The other day grief struck in an unexpected moment. I was putting away my son’s socks and spotted the special pair he had worn on his first day of school last year.
All of a sudden, a wave of sadness swept over me as I remembered how excited he’d been, waiting for the school bus in his new back-to-school outfit. As a child on the spectrum, my son lives for school. And seeing those socks reminded me once again of all that has been lost this year.
While the state and our local school districts are still trying to find suitable options for reopening school next month, it’s obvious the experience will look very different from last year. And none of the options — which involve reduced classroom time, expanded distance learning, less playtime, and fewer social activities — seem ideal.
I was recently talking to a mom whose daughter is a senior. “At first I thought it was fortunate she wasn’t a senior last year,” the mom said. “But now I’m realizing her entire senior year could be affected, rather than just one-quarter of it.”
The coronavirus pandemic has played out in ways few of us imagined back in March. Similar to grieving the death of a loved one, some days feel fairly normal while others bowl me over with a sense of loss and grief.
This is particularly true when it comes to my son with special needs. Ever since he could express himself, he would ask me every day of summer break, “How many days until school starts?” He’s been out of the classroom for four-plus months now — a perpetual “summer break” — and I grieve over the things he’s missing out on: social interaction, specialized learning opportunities, even the simple joy of riding the bus.
I, like many parents, have been hoping that we will return to some semblance of normalcy this fall. But there are no guarantees and I have little control. One thing I can control is how I lead my children during uncertain times.
Last week, my toddler slipped at the pool and cut the back of his head on a chair. The gash was big enough to require stitches, and his 7-year-old sister became hysterical. I quickly realized I needed to stay calm and help her realize the situation was not as dire as it felt.
“It’s OK,” I soothed. “He’ll go to the doctor and be fine.”
“But he’ll have a scar,” she said, tears streaming down her face.
I acknowledged that, yes, he may have a scar, but we could be thankful the injury would not cause any long-term damage. She calmed down and soon set to work making a “get well soon” card for her brother.

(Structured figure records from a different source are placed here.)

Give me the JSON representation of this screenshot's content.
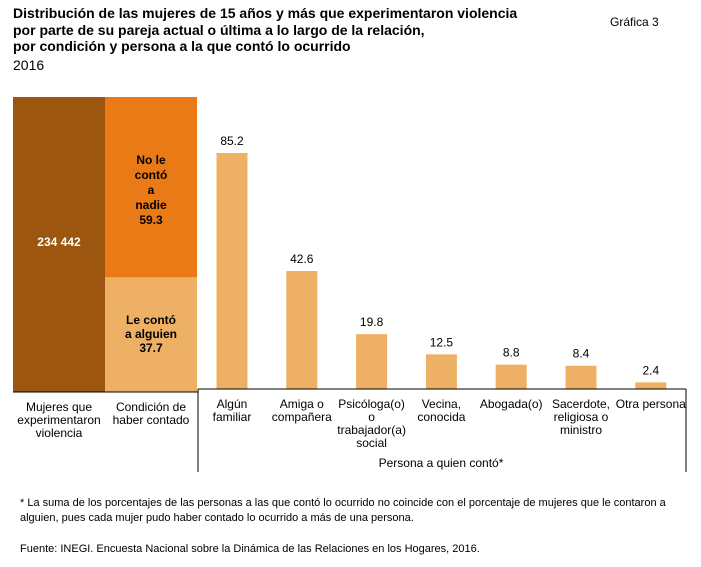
{
  "header": {
    "title_lines": [
      "Distribución de las mujeres de 15 años y más que experimentaron violencia",
      "por parte de su pareja actual o última a lo largo de la relación,",
      "por condición y persona a la que contó lo ocurrido"
    ],
    "year": "2016",
    "figure_label": "Gráfica 3"
  },
  "chart_data": [
    {
      "type": "bar",
      "title": "",
      "categories": [
        "Mujeres que experimentaron violencia"
      ],
      "values": [
        234442
      ],
      "data_labels": [
        "234 442"
      ],
      "color": "#9C5610"
    },
    {
      "type": "bar",
      "stacked": true,
      "categories": [
        "Condición de haber contado"
      ],
      "series": [
        {
          "name": "Le contó a alguien",
          "label_lines": [
            "Le contó",
            "a alguien",
            "37.7"
          ],
          "values": [
            37.7
          ],
          "color": "#EDB064"
        },
        {
          "name": "No le contó a nadie",
          "label_lines": [
            "No le",
            "contó",
            "a",
            "nadie",
            "59.3"
          ],
          "values": [
            59.3
          ],
          "color": "#E97A16"
        }
      ]
    },
    {
      "type": "bar",
      "categories": [
        "Algún familiar",
        "Amiga o compañera",
        "Psicóloga(o) o trabajador(a) social",
        "Vecina, conocida",
        "Abogada(o)",
        "Sacerdote, religiosa o ministro",
        "Otra persona"
      ],
      "category_label_lines": [
        [
          "Algún",
          "familiar"
        ],
        [
          "Amiga o",
          "compañera"
        ],
        [
          "Psicóloga(o)",
          "o",
          "trabajador(a)",
          "social"
        ],
        [
          "Vecina,",
          "conocida"
        ],
        [
          "Abogada(o)"
        ],
        [
          "Sacerdote,",
          "religiosa o",
          "ministro"
        ],
        [
          "Otra persona"
        ]
      ],
      "values": [
        85.2,
        42.6,
        19.8,
        12.5,
        8.8,
        8.4,
        2.4
      ],
      "data_labels": [
        "85.2",
        "42.6",
        "19.8",
        "12.5",
        "8.8",
        "8.4",
        "2.4"
      ],
      "xlabel": "Persona a quien contó*",
      "color": "#EDB064",
      "grid": false
    }
  ],
  "left_labels": [
    [
      "Mujeres que",
      "experimentaron",
      "violencia"
    ],
    [
      "Condición de",
      "haber contado"
    ]
  ],
  "footnote": "* La suma de los porcentajes de las personas a las que contó lo ocurrido no coincide con  el porcentaje de mujeres que le contaron a alguien, pues cada mujer pudo haber contado lo ocurrido a más de una persona.",
  "source": "Fuente: INEGI. Encuesta Nacional sobre la Dinámica de las Relaciones en los Hogares, 2016."
}
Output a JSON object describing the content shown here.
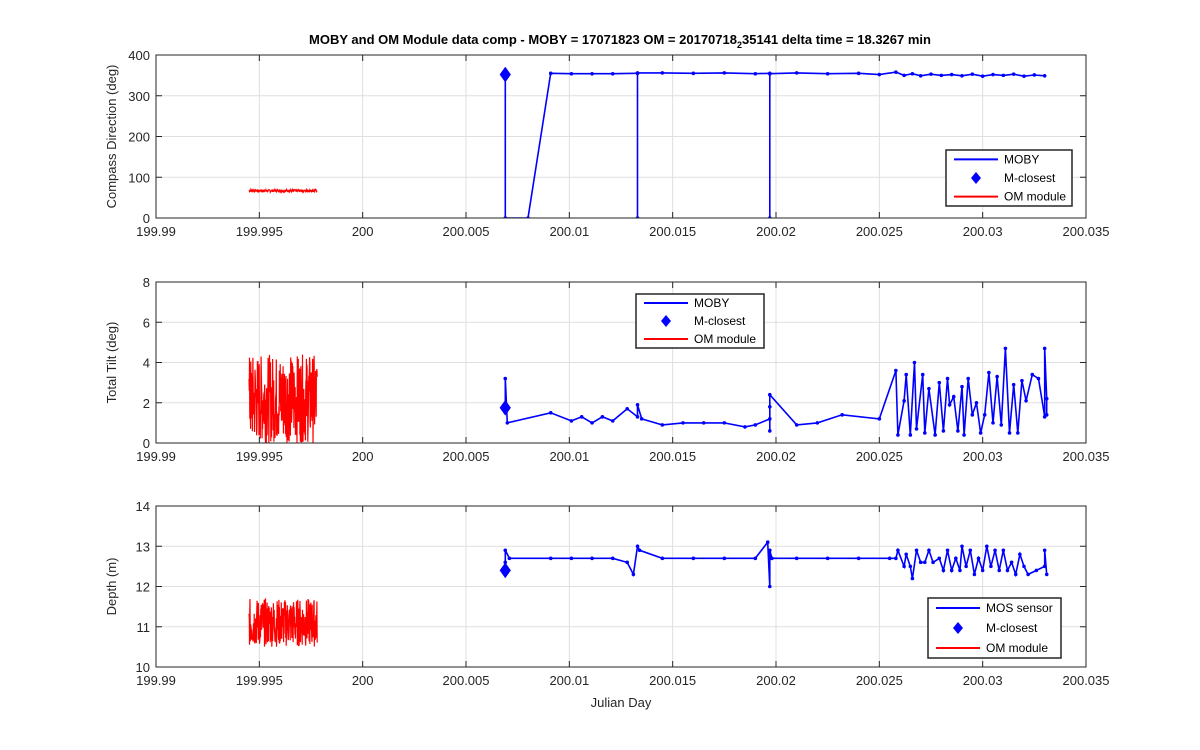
{
  "figure_title_main": "MOBY and OM Module data comp - MOBY = 17071823 OM = 20170718",
  "figure_title_sub": "2",
  "figure_title_tail": "35141 delta time = 18.3267 min",
  "chart_data": [
    {
      "type": "line",
      "ylabel": "Compass Direction (deg)",
      "xlabel": "",
      "xlim": [
        199.99,
        200.035
      ],
      "ylim": [
        0,
        400
      ],
      "xticks": [
        "199.99",
        "199.995",
        "200",
        "200.005",
        "200.01",
        "200.015",
        "200.02",
        "200.025",
        "200.03",
        "200.035"
      ],
      "yticks": [
        "0",
        "100",
        "200",
        "300",
        "400"
      ],
      "grid": true,
      "legend_position": "lower-right",
      "legend": [
        "MOBY",
        "M-closest",
        "OM module"
      ],
      "series": [
        {
          "name": "MOBY",
          "color": "#0000ff",
          "marker": "dot",
          "x": [
            200.0069,
            200.0069,
            200.008,
            200.0091,
            200.0101,
            200.0111,
            200.0121,
            200.0133,
            200.0133,
            200.0133,
            200.0145,
            200.016,
            200.0175,
            200.019,
            200.0197,
            200.0197,
            200.0197,
            200.021,
            200.0225,
            200.024,
            200.025,
            200.0258,
            200.0262,
            200.0266,
            200.027,
            200.0275,
            200.028,
            200.0285,
            200.029,
            200.0295,
            200.03,
            200.0305,
            200.031,
            200.0315,
            200.032,
            200.0325,
            200.033
          ],
          "y": [
            350,
            0,
            0,
            355,
            354,
            354,
            354,
            355,
            0,
            356,
            356,
            355,
            356,
            354,
            355,
            0,
            354,
            356,
            354,
            355,
            352,
            358,
            350,
            354,
            349,
            353,
            350,
            352,
            349,
            353,
            348,
            352,
            350,
            353,
            348,
            351,
            349
          ]
        },
        {
          "name": "M-closest",
          "color": "#0000ff",
          "marker": "diamond",
          "x": [
            200.0069
          ],
          "y": [
            352
          ]
        },
        {
          "name": "OM module",
          "color": "#ff0000",
          "band": true,
          "x_start": 199.9945,
          "x_end": 199.9978,
          "center": 67,
          "amplitude": 3
        }
      ]
    },
    {
      "type": "line",
      "ylabel": "Total Tilt (deg)",
      "xlabel": "",
      "xlim": [
        199.99,
        200.035
      ],
      "ylim": [
        0,
        8
      ],
      "xticks": [
        "199.99",
        "199.995",
        "200",
        "200.005",
        "200.01",
        "200.015",
        "200.02",
        "200.025",
        "200.03",
        "200.035"
      ],
      "yticks": [
        "0",
        "2",
        "4",
        "6",
        "8"
      ],
      "grid": true,
      "legend_position": "top-center",
      "legend": [
        "MOBY",
        "M-closest",
        "OM module"
      ],
      "series": [
        {
          "name": "MOBY",
          "color": "#0000ff",
          "marker": "dot",
          "x": [
            200.0069,
            200.0069,
            200.007,
            200.0091,
            200.0101,
            200.0106,
            200.0111,
            200.0116,
            200.0121,
            200.0128,
            200.0133,
            200.0133,
            200.0135,
            200.0145,
            200.0155,
            200.0165,
            200.0175,
            200.0185,
            200.019,
            200.0197,
            200.0197,
            200.0197,
            200.0197,
            200.021,
            200.022,
            200.0232,
            200.025,
            200.0258,
            200.0259,
            200.0262,
            200.0263,
            200.0265,
            200.0267,
            200.0268,
            200.0271,
            200.0272,
            200.0274,
            200.0277,
            200.0279,
            200.0281,
            200.0283,
            200.0284,
            200.0286,
            200.0288,
            200.029,
            200.0291,
            200.0293,
            200.0295,
            200.0297,
            200.0299,
            200.0301,
            200.0303,
            200.0305,
            200.0307,
            200.0309,
            200.0311,
            200.0313,
            200.0315,
            200.0317,
            200.0319,
            200.0321,
            200.0324,
            200.0327,
            200.033,
            200.033,
            200.0331,
            200.0331
          ],
          "y": [
            1.7,
            3.2,
            1.0,
            1.5,
            1.1,
            1.3,
            1.0,
            1.3,
            1.1,
            1.7,
            1.3,
            1.9,
            1.2,
            0.9,
            1.0,
            1.0,
            1.0,
            0.8,
            0.9,
            1.2,
            1.8,
            0.6,
            2.4,
            0.9,
            1.0,
            1.4,
            1.2,
            3.6,
            0.4,
            2.1,
            3.4,
            0.4,
            4.0,
            0.7,
            3.4,
            0.5,
            2.7,
            0.4,
            3.0,
            0.6,
            3.2,
            1.9,
            2.3,
            0.6,
            2.8,
            0.4,
            3.2,
            1.4,
            2.0,
            0.5,
            1.4,
            3.5,
            1.0,
            3.3,
            0.9,
            4.7,
            0.5,
            2.9,
            0.5,
            3.1,
            2.1,
            3.4,
            3.2,
            1.3,
            4.7,
            2.2,
            1.4
          ]
        },
        {
          "name": "M-closest",
          "color": "#0000ff",
          "marker": "diamond",
          "x": [
            200.0069
          ],
          "y": [
            1.75
          ]
        },
        {
          "name": "OM module",
          "color": "#ff0000",
          "band": true,
          "x_start": 199.9945,
          "x_end": 199.9978,
          "center": 2.2,
          "amplitude": 2.2
        }
      ]
    },
    {
      "type": "line",
      "ylabel": "Depth (m)",
      "xlabel": "Julian Day",
      "xlim": [
        199.99,
        200.035
      ],
      "ylim": [
        10,
        14
      ],
      "xticks": [
        "199.99",
        "199.995",
        "200",
        "200.005",
        "200.01",
        "200.015",
        "200.02",
        "200.025",
        "200.03",
        "200.035"
      ],
      "yticks": [
        "10",
        "11",
        "12",
        "13",
        "14"
      ],
      "grid": true,
      "legend_position": "lower-right",
      "legend": [
        "MOS sensor",
        "M-closest",
        "OM module"
      ],
      "series": [
        {
          "name": "MOS sensor",
          "color": "#0000ff",
          "marker": "dot",
          "x": [
            200.0069,
            200.0069,
            200.0071,
            200.0091,
            200.0101,
            200.0111,
            200.0121,
            200.0128,
            200.0131,
            200.0133,
            200.0134,
            200.0145,
            200.016,
            200.0175,
            200.019,
            200.0196,
            200.0197,
            200.0197,
            200.0198,
            200.021,
            200.0225,
            200.024,
            200.0255,
            200.0258,
            200.0259,
            200.0262,
            200.0263,
            200.0265,
            200.0266,
            200.0268,
            200.027,
            200.0272,
            200.0274,
            200.0276,
            200.0279,
            200.0281,
            200.0283,
            200.0285,
            200.0287,
            200.0289,
            200.029,
            200.0292,
            200.0294,
            200.0296,
            200.0298,
            200.03,
            200.0302,
            200.0304,
            200.0306,
            200.0308,
            200.031,
            200.0312,
            200.0314,
            200.0316,
            200.0318,
            200.032,
            200.0322,
            200.0326,
            200.033,
            200.033,
            200.0331
          ],
          "y": [
            12.6,
            12.9,
            12.7,
            12.7,
            12.7,
            12.7,
            12.7,
            12.6,
            12.3,
            13.0,
            12.9,
            12.7,
            12.7,
            12.7,
            12.7,
            13.1,
            12.0,
            12.9,
            12.7,
            12.7,
            12.7,
            12.7,
            12.7,
            12.7,
            12.9,
            12.5,
            12.8,
            12.5,
            12.2,
            12.9,
            12.6,
            12.6,
            12.9,
            12.6,
            12.7,
            12.4,
            12.9,
            12.4,
            12.7,
            12.4,
            13.0,
            12.5,
            12.9,
            12.3,
            12.7,
            12.4,
            13.0,
            12.5,
            12.9,
            12.4,
            12.9,
            12.4,
            12.6,
            12.3,
            12.8,
            12.5,
            12.3,
            12.4,
            12.5,
            12.9,
            12.3
          ]
        },
        {
          "name": "M-closest",
          "color": "#0000ff",
          "marker": "diamond",
          "x": [
            200.0069
          ],
          "y": [
            12.4
          ]
        },
        {
          "name": "OM module",
          "color": "#ff0000",
          "band": true,
          "x_start": 199.9945,
          "x_end": 199.9978,
          "center": 11.1,
          "amplitude": 0.6
        }
      ]
    }
  ]
}
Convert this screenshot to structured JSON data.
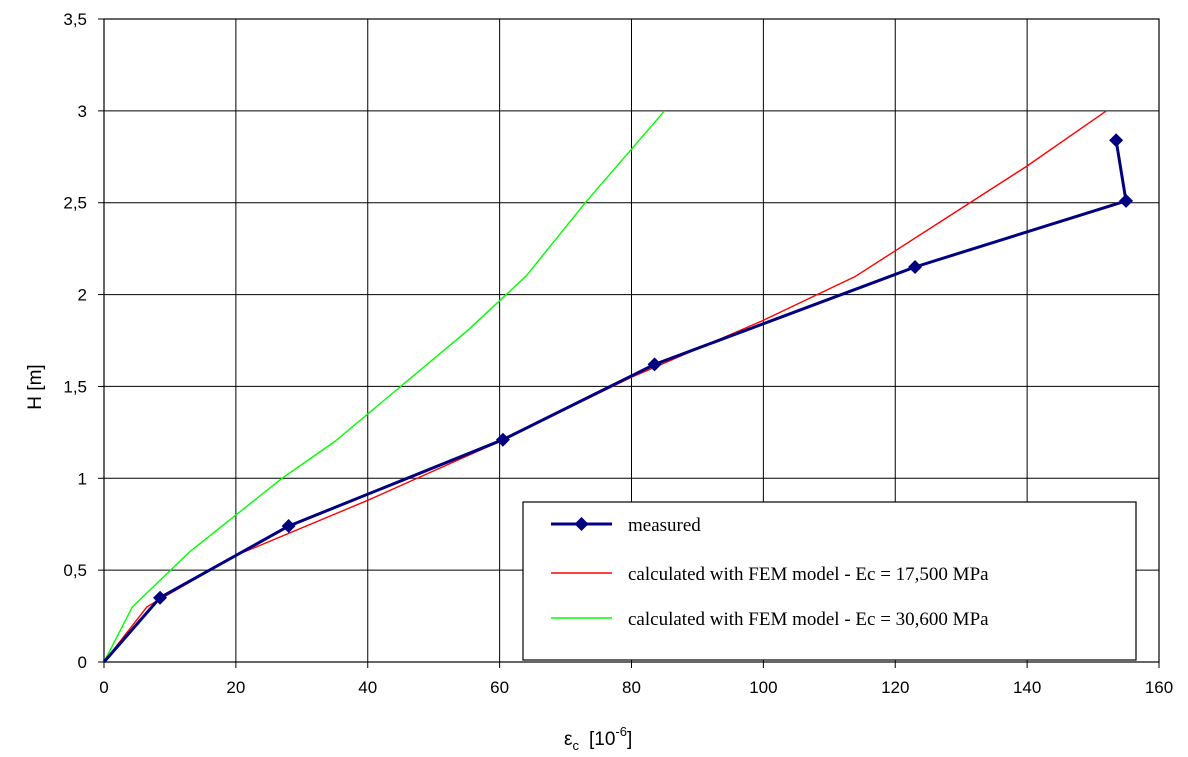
{
  "chart_data": {
    "type": "line",
    "xlabel": "ε",
    "xlabel_sub": "c",
    "xlabel_unit": "[10",
    "xlabel_exp": "-6",
    "xlabel_close": "]",
    "ylabel": "H  [m]",
    "xlim": [
      0,
      160
    ],
    "ylim": [
      0,
      3.5
    ],
    "x_ticks": [
      0,
      20,
      40,
      60,
      80,
      100,
      120,
      140,
      160
    ],
    "x_tick_labels": [
      "0",
      "20",
      "40",
      "60",
      "80",
      "100",
      "120",
      "140",
      "160"
    ],
    "y_ticks": [
      0,
      0.5,
      1,
      1.5,
      2,
      2.5,
      3,
      3.5
    ],
    "y_tick_labels": [
      "0",
      "0,5",
      "1",
      "1,5",
      "2",
      "2,5",
      "3",
      "3,5"
    ],
    "grid": true,
    "legend_position": "bottom-right",
    "series": [
      {
        "name": "measured",
        "color": "#000080",
        "marker": "diamond",
        "points": [
          [
            0,
            0
          ],
          [
            8.5,
            0.35
          ],
          [
            28,
            0.74
          ],
          [
            60.5,
            1.21
          ],
          [
            83.5,
            1.62
          ],
          [
            123,
            2.15
          ],
          [
            155,
            2.51
          ],
          [
            153.5,
            2.84
          ]
        ]
      },
      {
        "name": "calculated with FEM model - Ec = 17,500 MPa",
        "color": "#ff0000",
        "marker": "none",
        "points": [
          [
            0,
            0
          ],
          [
            6.5,
            0.3
          ],
          [
            20,
            0.58
          ],
          [
            40,
            0.88
          ],
          [
            60,
            1.2
          ],
          [
            80,
            1.55
          ],
          [
            100,
            1.86
          ],
          [
            114,
            2.1
          ],
          [
            127,
            2.4
          ],
          [
            140,
            2.7
          ],
          [
            152,
            3.0
          ]
        ]
      },
      {
        "name": "calculated with FEM model - Ec = 30,600 MPa",
        "color": "#00ff00",
        "marker": "none",
        "points": [
          [
            0,
            0
          ],
          [
            4.3,
            0.3
          ],
          [
            13,
            0.6
          ],
          [
            27,
            1.0
          ],
          [
            35,
            1.2
          ],
          [
            45,
            1.5
          ],
          [
            55,
            1.8
          ],
          [
            64,
            2.1
          ],
          [
            73,
            2.5
          ],
          [
            85,
            3.0
          ]
        ]
      }
    ]
  }
}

This pandemic is a tough blow. For many parents, grief is being reignited as we wait to see when and how schools will reopen. But we can still help my children view the future with hope by setting the tone. This begins with an attitude of gratefulness for what we do have. We can be thankful for each other, our faith, food and shelter.
The coronavirus pandemic may leave a scar, but these unique circumstances can also shape our kids into strong, resilient individuals who persevere through adversity.